Damian Conway skribis 2005-05-16 10:33 (+1000):
> This missing design rationale here is that the colon acts as part of the
> unary operator:
> ./ unary public-method-call-on-invocant
> .: unary private-method-call-on-invocant
> So the rule is:
> One-character operator --> call on $_
> Two-character operator --> call on $?SELF"
I was very specific about ./ being prefix only. Aligning it with .: is
ugly, because .: can be used infix.
$object.method
$object.:method
given $object {
.method
.:method # !!
}
Either it should do the expected thing, default to $_, or one of .:'s
syntaxes must be made invalid. Don't try to convince me that prefix .:
is an entirely different operator, because it is spelled the same and
does the same thing (call a private method). The only thing that's
different is that its invocant is left out of the code, and when we then
use something that isn't there, we call that a default. And defaults are
always $_, never $?SELF. But that you know.
Anything that begins with a dot looks way too much like the lone dot to
subtly mean something else.
Either infix .: must go away, or prefix .: must operate on $_.
I think infix .: can go, because calling private methods should be
harder anyway.
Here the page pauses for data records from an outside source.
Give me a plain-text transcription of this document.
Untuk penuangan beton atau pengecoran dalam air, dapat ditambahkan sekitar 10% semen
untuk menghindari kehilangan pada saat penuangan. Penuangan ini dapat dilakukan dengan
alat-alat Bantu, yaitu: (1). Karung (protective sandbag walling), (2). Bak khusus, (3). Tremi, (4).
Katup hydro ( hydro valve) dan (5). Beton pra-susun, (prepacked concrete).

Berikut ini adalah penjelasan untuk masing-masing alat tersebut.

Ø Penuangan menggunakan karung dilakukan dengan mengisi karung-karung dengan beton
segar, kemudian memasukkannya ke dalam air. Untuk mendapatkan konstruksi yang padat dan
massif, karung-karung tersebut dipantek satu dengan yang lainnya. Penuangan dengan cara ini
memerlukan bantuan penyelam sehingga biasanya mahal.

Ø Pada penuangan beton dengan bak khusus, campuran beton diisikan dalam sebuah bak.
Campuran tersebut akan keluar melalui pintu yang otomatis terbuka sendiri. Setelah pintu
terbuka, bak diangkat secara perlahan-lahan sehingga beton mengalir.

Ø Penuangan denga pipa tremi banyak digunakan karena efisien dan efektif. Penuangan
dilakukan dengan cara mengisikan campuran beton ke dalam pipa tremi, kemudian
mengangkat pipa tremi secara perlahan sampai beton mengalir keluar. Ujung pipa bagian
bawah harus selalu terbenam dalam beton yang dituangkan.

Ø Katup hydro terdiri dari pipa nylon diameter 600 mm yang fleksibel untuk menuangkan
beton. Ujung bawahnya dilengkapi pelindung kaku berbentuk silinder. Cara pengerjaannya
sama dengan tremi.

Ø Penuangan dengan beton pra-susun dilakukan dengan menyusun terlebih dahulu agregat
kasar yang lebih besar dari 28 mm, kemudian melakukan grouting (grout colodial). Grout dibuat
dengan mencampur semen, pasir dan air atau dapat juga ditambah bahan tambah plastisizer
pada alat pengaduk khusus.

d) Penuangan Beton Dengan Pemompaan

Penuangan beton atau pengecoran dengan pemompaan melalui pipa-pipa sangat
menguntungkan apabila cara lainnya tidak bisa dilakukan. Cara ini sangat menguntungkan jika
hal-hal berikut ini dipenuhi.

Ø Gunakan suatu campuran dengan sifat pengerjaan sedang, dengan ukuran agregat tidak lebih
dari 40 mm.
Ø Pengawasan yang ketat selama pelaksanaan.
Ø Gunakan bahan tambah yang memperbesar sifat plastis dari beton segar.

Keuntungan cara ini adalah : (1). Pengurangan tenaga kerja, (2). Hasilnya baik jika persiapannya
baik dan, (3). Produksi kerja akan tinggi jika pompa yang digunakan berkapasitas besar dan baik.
Make that $object.!!(:)method for all I care.
And I think "method :name" must be very differently spelled, because it
looks like : is part of the name, which makes me want consistency:
$o.private $.private .private ./private
$o.:private $.:private .:private ./:private
Even forcing whitespace between : and name would already solve this:
"method : name". It's ugly though.
To be honest, the current fog around private methods, and my not liking
much of the way they work, is pushing me towards good old _private
instead, ignoring the whole wildly special cased colon method thingies.